On 8/29/2014 1:21 AM, Neil Groves wrote:
On 29 August 2014 04:04, Eric Niebler wrote:
So IMO, counting_iterator should be a Readable Iterator and a Random Access Traversal Iterator. When this is mapped to one of the standard iterator categories, it becomes std::input_iterator_tag (because of the requirements on Forward Iterators in the standard).
I see where you are coming from, I might even agree, but the impact upon standard algorithms would be horrific. I don't find O(N) for std::distance of a counting iterator upon integers to be acceptable.
Are people passing counting_iterators to std::distance? Yes, it's a problem, but taking too long to get the right answer doesn't seem as bad as the random garbage the current behavior is giving.
Clearly I can make the Boost.Range boost::distance O(1) by altering the implementation to not forward to the standard implementation. This would be required for almost all of the standard algorithms, hence I'd have to rewrite them all.
Yes. IMO, Boost.Algorithm should have versions of ALL the standard library algorithm, rewritten to work with the new-style iterator categories. And yes, it's a lot of work, but not as much as you might think. I should know, I'm just about finished my own complete reimplementation of the algorithms for my range work.
Even with this effort the result would be sub-optimal since there are many internal details within standard algorithm implementations to optimise for various standard containers e.g. __niter.
Not a big problem in practice, IMO.
I agree that it is a bug.
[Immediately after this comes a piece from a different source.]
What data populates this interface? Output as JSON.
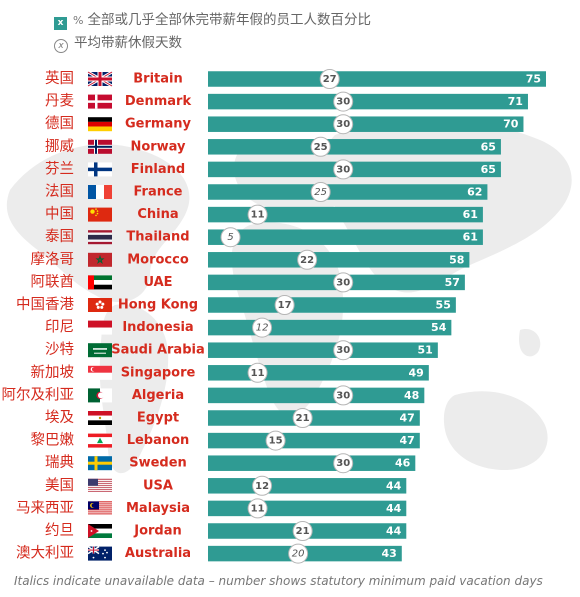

The defect is simple, but the best solution isn't. Your suggestion is valid, but it falls short of being an acceptable solution. I was hoping to find a cunning way to keep the counting_iterator random access while solving the lifetime issue. I've not spent enough effort to convince myself that this is not possible yet.
You prefer undefined behavior to a perf bug? Undefined behavior is exploitable. It's a security issue.
Boost.Range uses the Boost.Iterator traversal idioms extensively. The Boost.Range Concepts are defined to avoid the reference type conflation with traversal for example. Sadly, this doesn't help when the result is fed into a Boost.Range algorithm that forwards to a standard algorithm. The state of play is that Boost.Range prefers the Boost.Iterator idioms but does not reimplement the standard parts and hence falls foul of the standard issues.
Great! Then only the algorithms need to be reimplemented. ;-) And actually, only those that require anything more than input iterators. That should cut the work load in half, or better.